Let's start by addressing your first assertion. Despite being extremely common (and ecologically important) in natural reef habitats, the two purple non-sulfur bacteria (PNSB) genera in Substrate Sauce, namely Rhodopseudomonas and Rhodospirillum, are convincingly shown by Dr Eli Meyer of Aquabiomics to be absent from the core microbiome of 'normal' mature reef aquaria. The reason for this could be intense pressure from competitors that are favored in the typical captive environment, or maybe mortality due to oxygen exposure during handling (they're primarily anaerobic), or maybe due to the mortality of another microbe with which they have a symbiotic relationship, or whatever. What really matters in practice is that representatives of this keystone microbial group are either scarce or altogether absent in mature aquaria, and presumably so in new aquaria with dry rock. So:

  1. These bacteria are present (and often quite abundant) in the typical shallow tropical coral reef environment (I'm currently maintaining cultures of wild PNSB that I myself recently harvested and isolated from healthy Porites bommies in Polynesia). We know this from the scientific literature.
  2. PNSB are, on the other hand, mysteriously lacking in captivity.
  3. Fortunately, PNSB (unlike the vast majority of bacteria and archaea) may be cultured at a reasonably large scale.
  4. Benefits of adding these cultures to captive systems (as probiotics, for bioremediation, as a food, etc.) have been extensively demonstrated in the literature.

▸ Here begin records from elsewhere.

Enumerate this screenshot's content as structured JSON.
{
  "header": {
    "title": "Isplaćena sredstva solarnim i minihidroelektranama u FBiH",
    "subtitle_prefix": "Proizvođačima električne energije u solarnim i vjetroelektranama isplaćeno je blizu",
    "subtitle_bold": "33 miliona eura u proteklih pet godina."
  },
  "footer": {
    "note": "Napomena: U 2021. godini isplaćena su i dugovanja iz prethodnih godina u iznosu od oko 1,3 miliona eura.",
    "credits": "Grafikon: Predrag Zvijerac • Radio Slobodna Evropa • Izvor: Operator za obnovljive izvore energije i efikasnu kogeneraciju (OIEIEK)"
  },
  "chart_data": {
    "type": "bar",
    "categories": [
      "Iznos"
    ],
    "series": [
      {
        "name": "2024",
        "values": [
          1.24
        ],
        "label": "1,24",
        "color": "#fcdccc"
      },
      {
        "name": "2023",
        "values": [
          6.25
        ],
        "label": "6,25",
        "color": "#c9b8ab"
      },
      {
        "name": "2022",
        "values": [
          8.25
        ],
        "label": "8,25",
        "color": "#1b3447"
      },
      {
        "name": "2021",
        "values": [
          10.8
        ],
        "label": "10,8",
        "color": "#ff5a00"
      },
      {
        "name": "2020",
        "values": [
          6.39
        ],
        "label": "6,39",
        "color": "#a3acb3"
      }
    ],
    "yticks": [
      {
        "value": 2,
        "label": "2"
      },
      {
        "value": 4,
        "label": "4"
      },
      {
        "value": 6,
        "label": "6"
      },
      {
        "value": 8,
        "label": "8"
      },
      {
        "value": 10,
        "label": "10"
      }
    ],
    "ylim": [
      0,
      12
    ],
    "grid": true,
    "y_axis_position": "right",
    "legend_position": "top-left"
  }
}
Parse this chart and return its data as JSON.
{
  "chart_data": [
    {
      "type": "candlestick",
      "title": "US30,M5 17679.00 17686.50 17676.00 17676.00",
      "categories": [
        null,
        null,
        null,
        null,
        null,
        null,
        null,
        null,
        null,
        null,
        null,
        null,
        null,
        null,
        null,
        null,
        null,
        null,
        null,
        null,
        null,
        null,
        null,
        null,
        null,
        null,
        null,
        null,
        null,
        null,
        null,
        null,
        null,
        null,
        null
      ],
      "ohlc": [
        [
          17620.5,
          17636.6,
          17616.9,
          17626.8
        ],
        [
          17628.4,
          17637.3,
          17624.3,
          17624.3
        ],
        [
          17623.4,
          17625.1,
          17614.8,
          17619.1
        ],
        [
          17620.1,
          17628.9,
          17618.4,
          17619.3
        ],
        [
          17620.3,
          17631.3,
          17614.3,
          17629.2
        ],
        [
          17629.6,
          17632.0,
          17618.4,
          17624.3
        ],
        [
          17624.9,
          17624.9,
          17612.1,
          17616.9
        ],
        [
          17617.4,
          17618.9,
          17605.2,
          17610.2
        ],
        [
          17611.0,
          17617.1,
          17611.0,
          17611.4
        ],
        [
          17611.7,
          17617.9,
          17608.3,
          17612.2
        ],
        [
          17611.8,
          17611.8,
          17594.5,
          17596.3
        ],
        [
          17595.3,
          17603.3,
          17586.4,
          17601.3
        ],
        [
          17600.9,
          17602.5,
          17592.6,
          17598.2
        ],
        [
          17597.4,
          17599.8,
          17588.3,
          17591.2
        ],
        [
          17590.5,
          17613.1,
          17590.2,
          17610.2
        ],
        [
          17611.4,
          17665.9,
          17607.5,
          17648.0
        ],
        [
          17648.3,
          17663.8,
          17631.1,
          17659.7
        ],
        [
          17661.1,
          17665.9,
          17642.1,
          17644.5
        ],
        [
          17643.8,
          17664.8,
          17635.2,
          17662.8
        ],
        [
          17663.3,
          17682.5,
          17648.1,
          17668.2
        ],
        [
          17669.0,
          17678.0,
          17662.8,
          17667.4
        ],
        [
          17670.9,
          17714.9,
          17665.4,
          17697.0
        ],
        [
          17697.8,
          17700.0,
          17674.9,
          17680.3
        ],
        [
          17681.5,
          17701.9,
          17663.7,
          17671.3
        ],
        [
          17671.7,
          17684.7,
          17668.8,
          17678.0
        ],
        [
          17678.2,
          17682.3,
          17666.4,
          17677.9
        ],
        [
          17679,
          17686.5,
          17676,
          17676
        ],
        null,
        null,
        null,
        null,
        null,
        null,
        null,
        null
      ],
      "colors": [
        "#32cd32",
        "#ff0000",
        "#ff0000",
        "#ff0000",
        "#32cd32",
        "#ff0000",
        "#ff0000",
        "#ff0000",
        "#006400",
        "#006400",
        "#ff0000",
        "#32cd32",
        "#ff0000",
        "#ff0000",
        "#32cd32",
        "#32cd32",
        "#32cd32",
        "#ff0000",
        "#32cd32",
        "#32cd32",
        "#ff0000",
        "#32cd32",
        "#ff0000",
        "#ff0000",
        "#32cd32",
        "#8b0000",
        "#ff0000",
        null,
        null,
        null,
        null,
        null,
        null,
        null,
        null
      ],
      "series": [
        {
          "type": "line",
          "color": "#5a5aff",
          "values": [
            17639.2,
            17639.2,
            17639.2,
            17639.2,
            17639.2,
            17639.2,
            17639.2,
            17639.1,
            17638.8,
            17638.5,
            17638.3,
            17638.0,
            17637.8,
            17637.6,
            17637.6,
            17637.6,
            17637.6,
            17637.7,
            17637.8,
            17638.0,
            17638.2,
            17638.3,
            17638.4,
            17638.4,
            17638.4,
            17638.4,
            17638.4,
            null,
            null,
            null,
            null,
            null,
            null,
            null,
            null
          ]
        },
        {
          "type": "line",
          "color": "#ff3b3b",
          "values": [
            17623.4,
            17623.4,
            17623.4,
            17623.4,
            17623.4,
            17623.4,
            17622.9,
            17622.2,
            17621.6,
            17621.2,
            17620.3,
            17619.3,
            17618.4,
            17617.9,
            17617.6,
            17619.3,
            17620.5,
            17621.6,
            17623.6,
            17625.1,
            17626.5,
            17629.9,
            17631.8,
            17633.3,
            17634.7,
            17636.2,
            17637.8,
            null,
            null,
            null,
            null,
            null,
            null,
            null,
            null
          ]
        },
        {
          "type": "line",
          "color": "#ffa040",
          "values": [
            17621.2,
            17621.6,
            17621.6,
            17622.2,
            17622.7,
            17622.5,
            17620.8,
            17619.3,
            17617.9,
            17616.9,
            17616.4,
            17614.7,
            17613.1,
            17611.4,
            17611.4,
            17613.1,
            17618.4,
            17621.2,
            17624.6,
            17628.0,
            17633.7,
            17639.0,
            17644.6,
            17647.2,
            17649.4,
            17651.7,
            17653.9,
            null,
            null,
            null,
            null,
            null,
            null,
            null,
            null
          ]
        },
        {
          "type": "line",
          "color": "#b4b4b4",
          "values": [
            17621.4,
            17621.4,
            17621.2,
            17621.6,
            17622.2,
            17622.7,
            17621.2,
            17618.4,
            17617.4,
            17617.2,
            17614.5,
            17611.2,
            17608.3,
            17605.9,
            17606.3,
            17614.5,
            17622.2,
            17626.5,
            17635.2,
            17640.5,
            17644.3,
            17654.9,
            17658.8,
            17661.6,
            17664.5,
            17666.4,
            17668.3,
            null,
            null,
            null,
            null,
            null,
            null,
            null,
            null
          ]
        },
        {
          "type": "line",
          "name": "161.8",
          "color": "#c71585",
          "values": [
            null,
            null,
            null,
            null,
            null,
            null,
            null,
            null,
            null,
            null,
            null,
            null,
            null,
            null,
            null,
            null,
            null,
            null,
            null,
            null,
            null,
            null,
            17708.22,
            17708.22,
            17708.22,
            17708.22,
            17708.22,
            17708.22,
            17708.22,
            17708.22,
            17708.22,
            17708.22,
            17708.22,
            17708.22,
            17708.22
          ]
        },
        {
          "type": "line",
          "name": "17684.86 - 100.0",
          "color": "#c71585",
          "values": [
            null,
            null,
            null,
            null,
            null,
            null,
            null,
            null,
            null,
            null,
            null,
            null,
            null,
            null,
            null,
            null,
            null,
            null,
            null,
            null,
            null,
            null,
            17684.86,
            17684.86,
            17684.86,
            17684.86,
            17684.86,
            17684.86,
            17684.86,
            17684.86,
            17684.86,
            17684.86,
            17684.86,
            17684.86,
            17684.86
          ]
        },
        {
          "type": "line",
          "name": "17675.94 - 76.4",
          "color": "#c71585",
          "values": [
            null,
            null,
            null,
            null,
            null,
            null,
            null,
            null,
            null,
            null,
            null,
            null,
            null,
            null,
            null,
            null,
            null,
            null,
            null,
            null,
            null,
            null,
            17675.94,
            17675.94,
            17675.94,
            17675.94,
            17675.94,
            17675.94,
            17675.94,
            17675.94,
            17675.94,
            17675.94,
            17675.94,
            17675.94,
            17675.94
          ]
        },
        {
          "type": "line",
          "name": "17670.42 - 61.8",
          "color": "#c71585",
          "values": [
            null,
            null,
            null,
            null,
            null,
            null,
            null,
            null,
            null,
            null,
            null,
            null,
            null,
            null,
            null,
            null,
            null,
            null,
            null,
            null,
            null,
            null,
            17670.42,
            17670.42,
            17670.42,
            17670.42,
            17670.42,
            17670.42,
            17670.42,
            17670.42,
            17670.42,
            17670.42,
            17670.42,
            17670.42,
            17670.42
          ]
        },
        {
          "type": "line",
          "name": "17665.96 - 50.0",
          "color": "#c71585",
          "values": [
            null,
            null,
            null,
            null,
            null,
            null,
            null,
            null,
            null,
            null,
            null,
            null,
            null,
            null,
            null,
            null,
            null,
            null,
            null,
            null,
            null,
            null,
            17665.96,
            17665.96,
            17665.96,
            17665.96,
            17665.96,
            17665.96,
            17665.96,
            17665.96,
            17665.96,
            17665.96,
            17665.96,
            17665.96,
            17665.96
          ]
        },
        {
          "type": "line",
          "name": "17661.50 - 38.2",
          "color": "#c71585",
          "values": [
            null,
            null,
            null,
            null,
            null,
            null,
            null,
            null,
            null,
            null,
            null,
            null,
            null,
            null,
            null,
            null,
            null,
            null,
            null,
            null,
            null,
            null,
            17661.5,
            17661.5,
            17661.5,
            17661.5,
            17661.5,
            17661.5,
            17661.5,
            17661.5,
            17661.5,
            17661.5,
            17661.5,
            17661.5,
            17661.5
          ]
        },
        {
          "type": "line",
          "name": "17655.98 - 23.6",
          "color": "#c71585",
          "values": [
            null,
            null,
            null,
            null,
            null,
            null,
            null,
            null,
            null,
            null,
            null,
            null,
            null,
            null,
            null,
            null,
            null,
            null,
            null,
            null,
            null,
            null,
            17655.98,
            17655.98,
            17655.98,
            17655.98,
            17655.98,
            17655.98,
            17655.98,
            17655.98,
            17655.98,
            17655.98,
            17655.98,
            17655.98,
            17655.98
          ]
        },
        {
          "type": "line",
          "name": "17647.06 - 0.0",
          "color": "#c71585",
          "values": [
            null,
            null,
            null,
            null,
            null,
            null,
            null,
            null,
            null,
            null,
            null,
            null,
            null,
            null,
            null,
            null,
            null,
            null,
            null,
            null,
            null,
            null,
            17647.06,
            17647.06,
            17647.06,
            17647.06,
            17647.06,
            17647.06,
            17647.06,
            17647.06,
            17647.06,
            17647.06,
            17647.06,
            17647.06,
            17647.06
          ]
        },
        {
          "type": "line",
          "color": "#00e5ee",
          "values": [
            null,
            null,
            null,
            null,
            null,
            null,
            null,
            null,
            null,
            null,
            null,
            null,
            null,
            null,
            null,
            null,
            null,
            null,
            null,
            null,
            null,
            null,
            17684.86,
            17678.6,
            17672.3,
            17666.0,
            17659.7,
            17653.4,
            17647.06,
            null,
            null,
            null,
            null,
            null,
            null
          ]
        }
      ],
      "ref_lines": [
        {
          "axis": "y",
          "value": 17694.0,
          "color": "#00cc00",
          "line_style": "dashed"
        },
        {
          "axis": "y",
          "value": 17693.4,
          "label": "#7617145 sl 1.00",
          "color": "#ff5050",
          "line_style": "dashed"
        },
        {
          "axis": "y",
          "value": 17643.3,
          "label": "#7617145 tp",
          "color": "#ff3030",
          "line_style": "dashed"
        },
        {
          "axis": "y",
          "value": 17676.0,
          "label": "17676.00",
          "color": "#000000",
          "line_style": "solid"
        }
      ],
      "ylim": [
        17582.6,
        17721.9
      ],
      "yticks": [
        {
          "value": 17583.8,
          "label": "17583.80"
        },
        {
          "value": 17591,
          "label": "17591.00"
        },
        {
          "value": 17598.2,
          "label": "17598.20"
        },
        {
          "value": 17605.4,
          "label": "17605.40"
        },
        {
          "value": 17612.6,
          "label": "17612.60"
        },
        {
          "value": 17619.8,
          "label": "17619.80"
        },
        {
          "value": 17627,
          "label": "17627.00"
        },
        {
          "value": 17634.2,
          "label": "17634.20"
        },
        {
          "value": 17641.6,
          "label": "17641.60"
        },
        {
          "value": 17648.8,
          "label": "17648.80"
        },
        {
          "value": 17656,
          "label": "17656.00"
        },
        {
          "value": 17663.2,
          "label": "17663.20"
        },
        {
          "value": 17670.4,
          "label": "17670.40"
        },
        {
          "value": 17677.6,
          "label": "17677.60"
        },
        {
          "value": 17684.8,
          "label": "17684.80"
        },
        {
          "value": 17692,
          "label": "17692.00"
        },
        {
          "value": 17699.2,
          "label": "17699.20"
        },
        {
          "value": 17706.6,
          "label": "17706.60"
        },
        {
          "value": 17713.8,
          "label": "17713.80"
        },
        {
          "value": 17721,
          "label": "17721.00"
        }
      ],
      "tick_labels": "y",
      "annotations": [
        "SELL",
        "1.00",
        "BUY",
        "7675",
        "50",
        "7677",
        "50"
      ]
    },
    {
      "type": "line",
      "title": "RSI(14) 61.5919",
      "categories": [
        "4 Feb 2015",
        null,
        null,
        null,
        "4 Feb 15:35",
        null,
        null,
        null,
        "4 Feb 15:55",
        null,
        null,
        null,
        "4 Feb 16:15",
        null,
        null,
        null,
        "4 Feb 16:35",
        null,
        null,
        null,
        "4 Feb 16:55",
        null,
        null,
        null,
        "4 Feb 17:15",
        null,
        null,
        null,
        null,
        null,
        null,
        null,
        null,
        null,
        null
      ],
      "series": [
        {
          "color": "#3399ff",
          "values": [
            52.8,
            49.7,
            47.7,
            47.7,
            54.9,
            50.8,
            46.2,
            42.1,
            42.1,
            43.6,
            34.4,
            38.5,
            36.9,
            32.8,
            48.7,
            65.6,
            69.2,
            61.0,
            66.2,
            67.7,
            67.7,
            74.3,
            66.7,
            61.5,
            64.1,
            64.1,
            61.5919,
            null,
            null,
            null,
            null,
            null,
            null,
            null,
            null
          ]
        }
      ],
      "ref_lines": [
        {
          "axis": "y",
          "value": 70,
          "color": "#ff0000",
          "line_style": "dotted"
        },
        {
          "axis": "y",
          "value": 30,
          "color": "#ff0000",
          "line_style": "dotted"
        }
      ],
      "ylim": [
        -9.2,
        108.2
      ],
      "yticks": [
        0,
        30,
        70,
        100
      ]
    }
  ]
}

Regarding the second assertion:

  1. By introducing species that weren't there before, using this product does increase species diversity (or species richness, in the very least).
  2. PNSB benefit corals and other reef-associated biota in several, well-documented ways ranging from regulating nitrogen transformation to being an excellent source of nutrition to inhibiting the growth of potentially pathogenic genera such as (and most notably) Vibrio.
  3. However, they are nothing like nitrifying bacteria. Not in where they live, not in how they live. They occupy two very different niches and in fact are ecologically complementary to each other. Unlike nitrifiers, these bacteria are denitrifying (Rhodopseudomonas), diazotrophic, mainly anaerobic, photosynthetic, heterotrophic and undergo a distinct planktonic stage during their life cycle. Thus, using PNSB (e.g., PNS Substrate Sauce) alongside nitrifying bacteria (e.g., TurboStart) is not redundant.

I hope that helps!
Agreed on your points, the evidence is sound. I also have a question of sequence/ timing for the addition of PNS Substrate Sauce when cycling with turbostart. Here is my hypothetical protocol:
Day 1
  • 1: Add Nitrocycle to fresh salt water in tank to achieve .3 PPM ammonia across system
  • 2: Add Turbostart per recommendation
  • 3: Add PNS Substrate Sauce; entire bottle day?
My consideration is, if adding the nitrite consuming strains in PNS sauce, will it decrease development of nitrifying colonies otherwise needing to manifest at large in the system? If so, should one wait 24 hours or so once the ammonia is being processed and nitrites are up? This would be adding PNS Substrate on Day 2 of the cycle.